Page 21 of My Savior Valentine

I hold up my hands in surrender, admiring her determination. It's one of the things I've come to love about her. Love. The word echoes in my mind, and I realize with a start that it's true. Somewhere along the way, amidst the fear and the adrenaline and the long night in that snow shelter, I've fallen for Willow Jones.

We make our way out of the hospital, the silence between us charged with unspoken emotions. I help her into my truck, my hands lingering a moment longer than necessary as I make sure she's comfortable.

As I slide into the driver's seat, Willow takes my hand. "Thank you," she says softly. "For everything."

I squeeze her hand, marveling at how perfectly it fits in mine. "Anytime, Willow. Anytime."

We pull out of the hospital parking lot, the truck's engine rumbling beneath us. As I navigate the familiar roads, Willow leans back in her seat, her eyes drifting to the passing scenery.

"So," I begin, glancing over at her, "how's the recovery going?"

She sighs, a wry smile on her lips. "Slowly but surely. The doctors say I'm making good progress, but it's frustrating, you know? I'm used to being on the move, not stuck in a hospital bed."

I nod in understanding. "I can only imagine. But you're tough, Willow. You'll be back on those slopes in no time."

She's quiet for a moment, her gaze distant. "Actually, I've been thinking about that. About what comes next."

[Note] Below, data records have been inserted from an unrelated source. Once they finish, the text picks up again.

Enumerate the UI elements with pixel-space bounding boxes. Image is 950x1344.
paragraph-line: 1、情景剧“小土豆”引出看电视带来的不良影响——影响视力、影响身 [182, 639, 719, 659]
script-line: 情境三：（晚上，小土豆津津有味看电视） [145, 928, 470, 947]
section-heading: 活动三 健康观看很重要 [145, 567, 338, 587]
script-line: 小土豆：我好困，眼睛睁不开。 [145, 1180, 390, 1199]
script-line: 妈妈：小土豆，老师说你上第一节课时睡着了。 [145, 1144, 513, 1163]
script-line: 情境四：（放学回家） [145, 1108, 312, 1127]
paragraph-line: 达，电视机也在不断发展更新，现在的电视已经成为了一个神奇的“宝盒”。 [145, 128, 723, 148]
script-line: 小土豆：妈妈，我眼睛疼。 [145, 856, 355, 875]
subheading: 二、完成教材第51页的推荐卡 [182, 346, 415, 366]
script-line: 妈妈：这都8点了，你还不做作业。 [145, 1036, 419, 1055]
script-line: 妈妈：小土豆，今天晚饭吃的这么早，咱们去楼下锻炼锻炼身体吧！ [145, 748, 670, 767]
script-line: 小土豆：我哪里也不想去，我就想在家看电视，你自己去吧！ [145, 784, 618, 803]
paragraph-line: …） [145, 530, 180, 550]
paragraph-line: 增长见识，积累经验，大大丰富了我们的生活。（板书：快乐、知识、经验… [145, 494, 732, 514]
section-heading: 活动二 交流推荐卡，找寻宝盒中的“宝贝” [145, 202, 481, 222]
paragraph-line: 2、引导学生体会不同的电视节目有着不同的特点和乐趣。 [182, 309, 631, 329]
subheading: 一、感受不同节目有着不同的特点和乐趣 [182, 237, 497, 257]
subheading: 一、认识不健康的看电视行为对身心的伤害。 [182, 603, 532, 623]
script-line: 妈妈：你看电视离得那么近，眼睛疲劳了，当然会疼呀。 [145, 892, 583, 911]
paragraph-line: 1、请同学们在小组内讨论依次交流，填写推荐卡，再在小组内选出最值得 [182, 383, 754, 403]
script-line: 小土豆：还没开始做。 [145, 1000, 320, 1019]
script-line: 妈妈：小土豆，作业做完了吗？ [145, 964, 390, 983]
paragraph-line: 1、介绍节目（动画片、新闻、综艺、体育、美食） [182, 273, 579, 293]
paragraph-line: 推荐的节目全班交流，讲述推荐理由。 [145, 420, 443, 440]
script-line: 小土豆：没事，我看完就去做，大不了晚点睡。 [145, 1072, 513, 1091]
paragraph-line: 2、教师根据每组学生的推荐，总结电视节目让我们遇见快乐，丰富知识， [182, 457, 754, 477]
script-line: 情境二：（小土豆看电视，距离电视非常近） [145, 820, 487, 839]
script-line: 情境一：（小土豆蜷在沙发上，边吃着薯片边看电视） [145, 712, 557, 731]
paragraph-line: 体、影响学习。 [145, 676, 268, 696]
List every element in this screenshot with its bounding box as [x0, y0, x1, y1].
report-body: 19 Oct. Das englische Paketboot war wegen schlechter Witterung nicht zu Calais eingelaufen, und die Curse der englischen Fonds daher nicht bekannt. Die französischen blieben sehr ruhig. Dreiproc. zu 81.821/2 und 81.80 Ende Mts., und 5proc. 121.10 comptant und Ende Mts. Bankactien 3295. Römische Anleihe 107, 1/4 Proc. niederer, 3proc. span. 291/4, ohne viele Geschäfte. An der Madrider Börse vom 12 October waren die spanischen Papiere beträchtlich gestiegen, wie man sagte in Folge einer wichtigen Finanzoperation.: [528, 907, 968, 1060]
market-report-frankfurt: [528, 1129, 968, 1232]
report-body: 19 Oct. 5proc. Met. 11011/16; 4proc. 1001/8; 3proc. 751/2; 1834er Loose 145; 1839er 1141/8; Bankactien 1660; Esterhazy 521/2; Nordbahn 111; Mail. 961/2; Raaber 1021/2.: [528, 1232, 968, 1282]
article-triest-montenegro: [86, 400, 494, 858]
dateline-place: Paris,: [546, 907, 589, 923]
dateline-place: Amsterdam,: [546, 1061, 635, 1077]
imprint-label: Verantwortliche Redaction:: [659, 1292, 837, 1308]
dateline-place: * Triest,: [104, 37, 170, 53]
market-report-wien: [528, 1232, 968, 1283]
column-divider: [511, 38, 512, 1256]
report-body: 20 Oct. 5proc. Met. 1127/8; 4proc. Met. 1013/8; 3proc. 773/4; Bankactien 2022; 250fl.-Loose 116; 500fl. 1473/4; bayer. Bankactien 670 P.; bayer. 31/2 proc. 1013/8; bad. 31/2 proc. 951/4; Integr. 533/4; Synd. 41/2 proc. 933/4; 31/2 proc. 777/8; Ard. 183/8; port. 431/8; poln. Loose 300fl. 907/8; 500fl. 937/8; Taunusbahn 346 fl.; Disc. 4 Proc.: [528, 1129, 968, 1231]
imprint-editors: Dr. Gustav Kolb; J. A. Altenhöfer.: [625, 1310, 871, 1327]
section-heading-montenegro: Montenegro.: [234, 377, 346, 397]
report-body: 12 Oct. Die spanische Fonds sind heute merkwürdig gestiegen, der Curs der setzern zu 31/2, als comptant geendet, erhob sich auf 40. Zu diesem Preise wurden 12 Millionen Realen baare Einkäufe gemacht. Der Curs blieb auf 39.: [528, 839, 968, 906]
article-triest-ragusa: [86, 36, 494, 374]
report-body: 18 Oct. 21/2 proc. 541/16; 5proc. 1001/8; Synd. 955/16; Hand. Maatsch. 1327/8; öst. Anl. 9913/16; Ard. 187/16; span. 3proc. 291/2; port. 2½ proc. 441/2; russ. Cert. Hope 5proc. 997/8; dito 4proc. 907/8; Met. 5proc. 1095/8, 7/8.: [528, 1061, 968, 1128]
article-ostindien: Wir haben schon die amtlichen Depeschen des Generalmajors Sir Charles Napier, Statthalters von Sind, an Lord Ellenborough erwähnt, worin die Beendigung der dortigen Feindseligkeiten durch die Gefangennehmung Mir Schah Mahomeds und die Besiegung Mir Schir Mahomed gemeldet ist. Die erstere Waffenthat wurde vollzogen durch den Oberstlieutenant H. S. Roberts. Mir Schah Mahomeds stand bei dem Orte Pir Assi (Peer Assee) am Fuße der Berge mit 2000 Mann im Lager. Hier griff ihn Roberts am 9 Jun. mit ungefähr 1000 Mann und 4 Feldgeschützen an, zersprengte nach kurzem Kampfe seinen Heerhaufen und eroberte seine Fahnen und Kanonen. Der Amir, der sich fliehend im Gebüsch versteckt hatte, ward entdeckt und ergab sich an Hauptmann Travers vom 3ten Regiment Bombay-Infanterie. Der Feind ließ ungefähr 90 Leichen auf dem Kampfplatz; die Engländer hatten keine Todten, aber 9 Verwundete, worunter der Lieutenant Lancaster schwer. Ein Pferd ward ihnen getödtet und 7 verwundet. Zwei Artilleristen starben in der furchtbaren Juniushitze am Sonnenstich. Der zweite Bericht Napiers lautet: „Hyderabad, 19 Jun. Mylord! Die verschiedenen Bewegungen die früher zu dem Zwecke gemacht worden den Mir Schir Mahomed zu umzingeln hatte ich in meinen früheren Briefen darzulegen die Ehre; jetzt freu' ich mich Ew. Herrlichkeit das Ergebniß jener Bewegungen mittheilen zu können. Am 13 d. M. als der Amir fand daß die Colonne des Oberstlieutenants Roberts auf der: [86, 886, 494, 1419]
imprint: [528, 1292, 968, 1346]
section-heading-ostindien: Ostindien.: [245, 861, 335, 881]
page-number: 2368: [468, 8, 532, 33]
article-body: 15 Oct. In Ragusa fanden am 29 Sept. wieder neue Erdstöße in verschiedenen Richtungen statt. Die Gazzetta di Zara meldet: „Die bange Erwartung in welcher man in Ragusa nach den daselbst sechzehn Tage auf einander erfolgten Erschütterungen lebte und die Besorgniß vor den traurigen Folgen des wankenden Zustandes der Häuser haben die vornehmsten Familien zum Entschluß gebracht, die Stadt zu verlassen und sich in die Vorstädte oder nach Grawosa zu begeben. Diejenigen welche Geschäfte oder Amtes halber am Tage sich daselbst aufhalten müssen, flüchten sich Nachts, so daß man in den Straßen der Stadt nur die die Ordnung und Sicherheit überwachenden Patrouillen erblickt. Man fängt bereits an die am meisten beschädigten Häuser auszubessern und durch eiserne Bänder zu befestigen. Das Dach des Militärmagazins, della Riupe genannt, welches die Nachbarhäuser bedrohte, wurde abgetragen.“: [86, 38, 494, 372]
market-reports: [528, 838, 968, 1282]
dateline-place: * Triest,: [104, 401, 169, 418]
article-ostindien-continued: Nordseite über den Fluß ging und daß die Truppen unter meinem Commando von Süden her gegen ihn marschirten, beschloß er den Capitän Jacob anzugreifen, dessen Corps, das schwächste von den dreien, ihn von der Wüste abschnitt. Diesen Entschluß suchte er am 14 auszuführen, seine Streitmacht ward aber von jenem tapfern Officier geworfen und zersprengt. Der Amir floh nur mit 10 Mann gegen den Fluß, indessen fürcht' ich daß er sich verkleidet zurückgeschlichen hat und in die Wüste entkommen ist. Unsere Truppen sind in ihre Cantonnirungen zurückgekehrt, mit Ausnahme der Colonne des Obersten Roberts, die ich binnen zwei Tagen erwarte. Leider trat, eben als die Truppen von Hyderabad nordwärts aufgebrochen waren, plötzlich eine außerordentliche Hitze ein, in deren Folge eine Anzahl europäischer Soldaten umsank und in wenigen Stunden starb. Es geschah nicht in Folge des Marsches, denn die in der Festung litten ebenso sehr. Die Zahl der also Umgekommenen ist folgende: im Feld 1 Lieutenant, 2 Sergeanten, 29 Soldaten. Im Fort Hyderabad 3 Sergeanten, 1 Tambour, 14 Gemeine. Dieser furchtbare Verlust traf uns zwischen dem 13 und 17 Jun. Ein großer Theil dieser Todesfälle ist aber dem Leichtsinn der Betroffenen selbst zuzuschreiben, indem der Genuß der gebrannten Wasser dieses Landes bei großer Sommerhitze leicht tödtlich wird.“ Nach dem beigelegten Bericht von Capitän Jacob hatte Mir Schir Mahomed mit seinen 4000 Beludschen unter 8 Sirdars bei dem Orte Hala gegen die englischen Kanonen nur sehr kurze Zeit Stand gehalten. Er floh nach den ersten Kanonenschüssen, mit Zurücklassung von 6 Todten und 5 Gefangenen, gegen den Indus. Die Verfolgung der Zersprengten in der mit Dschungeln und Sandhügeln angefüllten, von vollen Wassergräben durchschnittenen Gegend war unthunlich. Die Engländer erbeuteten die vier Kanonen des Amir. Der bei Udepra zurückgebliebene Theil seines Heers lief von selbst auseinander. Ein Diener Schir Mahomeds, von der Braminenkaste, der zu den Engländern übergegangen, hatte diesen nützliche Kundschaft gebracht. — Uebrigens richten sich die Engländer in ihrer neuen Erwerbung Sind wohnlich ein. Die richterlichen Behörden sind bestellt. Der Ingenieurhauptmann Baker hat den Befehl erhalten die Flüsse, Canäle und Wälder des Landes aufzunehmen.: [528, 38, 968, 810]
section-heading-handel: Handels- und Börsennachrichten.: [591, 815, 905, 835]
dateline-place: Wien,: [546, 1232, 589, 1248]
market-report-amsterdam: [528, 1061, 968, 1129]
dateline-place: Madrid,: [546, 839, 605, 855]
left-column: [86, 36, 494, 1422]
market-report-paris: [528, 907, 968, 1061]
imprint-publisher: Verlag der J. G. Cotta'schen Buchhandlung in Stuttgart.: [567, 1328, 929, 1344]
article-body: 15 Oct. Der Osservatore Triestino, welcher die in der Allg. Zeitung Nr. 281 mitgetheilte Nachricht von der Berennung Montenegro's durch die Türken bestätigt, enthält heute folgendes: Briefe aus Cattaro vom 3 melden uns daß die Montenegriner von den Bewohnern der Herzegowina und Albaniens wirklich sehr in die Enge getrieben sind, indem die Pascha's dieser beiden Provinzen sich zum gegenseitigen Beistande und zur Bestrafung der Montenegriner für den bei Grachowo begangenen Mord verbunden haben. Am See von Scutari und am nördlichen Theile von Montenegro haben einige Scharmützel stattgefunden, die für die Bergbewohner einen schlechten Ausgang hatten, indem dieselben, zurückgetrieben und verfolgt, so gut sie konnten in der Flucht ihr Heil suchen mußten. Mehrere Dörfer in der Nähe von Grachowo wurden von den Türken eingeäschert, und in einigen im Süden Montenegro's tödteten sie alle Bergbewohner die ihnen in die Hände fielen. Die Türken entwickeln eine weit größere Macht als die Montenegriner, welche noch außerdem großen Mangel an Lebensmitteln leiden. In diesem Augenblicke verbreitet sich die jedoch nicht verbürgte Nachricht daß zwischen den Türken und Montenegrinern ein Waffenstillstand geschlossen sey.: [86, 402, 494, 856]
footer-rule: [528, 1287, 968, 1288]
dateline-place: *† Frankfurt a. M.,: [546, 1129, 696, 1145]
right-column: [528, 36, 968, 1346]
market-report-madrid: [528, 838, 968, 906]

I raise an eyebrow, curiosity piqued. "Oh?"

"I think I want to stay in Hope Peak," she says softly. "At least for a while. It feels right, somehow."

My heart skips a beat at her words. The thought of having her near, of exploring this thing between us, sends a thrill through me.

"I think that's a great idea," I say, trying to keep my tone casual. "And, uh, I booked some time off work. Two weeks, starting today. I thought maybe we could, you know, spend some time together. If you want."

Willow turns to me, her eyes wide with surprise and something else - something warm and tender. "Reid, I'd love that."

We lapse into a comfortable silence, the only sound the hum of the engine and the occasional click of the turn signal. The mountains loom ahead of us, their snow-capped peaks glinting in the sun. The road winds through forests of pine and aspen, the trees a blur of green and gold.

Before I know it, I'm pulling up to my cabin, my heart pounding. I glance over at Willow, trying to gauge her reaction. "It's not much," I say, my voice gruff with nerves, "but it's home."

I help her out of the truck, my hands gentle as I support her weight. We make our way up the path, Willow leaning on me heavily. I can feel the warmth of her body through her coat, and it sends sparks shooting through my veins.

I open the door, ushering her inside. The cabin is warm and inviting, the fireplace crackling merrily in the corner. I've spent the last few days since she agreed to stay with me, preparing for her arrival. I want everything to be perfect.

I lead her to the guest bedroom I've got ready for her, my anxiety mounting with each step. As I push open the door, I hold my breath, watching her face for any sign of disappointment.

But Willow's eyes widen with delight as she takes in the space. The bed is piled high with soft blankets and pillows, a cozyhaven just for her. A vase of fresh wildflowers on the nightstand adds a splash of color. And in the middle of the bed is a heart-shaped box of chocolates - a belated Valentine's gift.

"Reid," she breathes, her voice thick with emotion. "You did all this for me?"

I nod, suddenly feeling shy. "I want you to be comfortable here. I know it's not much, but-"

She cuts me off with a kiss, her lips soft and insistent against mine. I wrap my arms around her, careful of her injured leg, and pull her close. The kiss deepens, and I pour all of my unspoken feelings into it - the fear, the longing, the hope.

When we finally break apart, Willow's eyes are shining with tears. "It's perfect," she whispers. "You're perfect. I just have one question…"

"Shoot," I say, wondering instantly what I've got wrong.

Willow tilts her head, a mischievous glint in her eye. "If you've decked out this room for me, where will you sleep?"

The question catches me off guard, and I feel heat rising in my cheeks. "I, uh... I thought you might want your own space. To heal and all."

She arches an eyebrow. "Reid, we spent a night huddled together in a snow shelter. I think we're past the point of separate beds."

I rub the back of my neck, suddenly feeling awkward. "I know, but that was different. We were in survival mode. This is... well, this is real life."

Willow reaches out, taking my hand in hers. "And in real life, I want to be close to you. Don't you want that too?"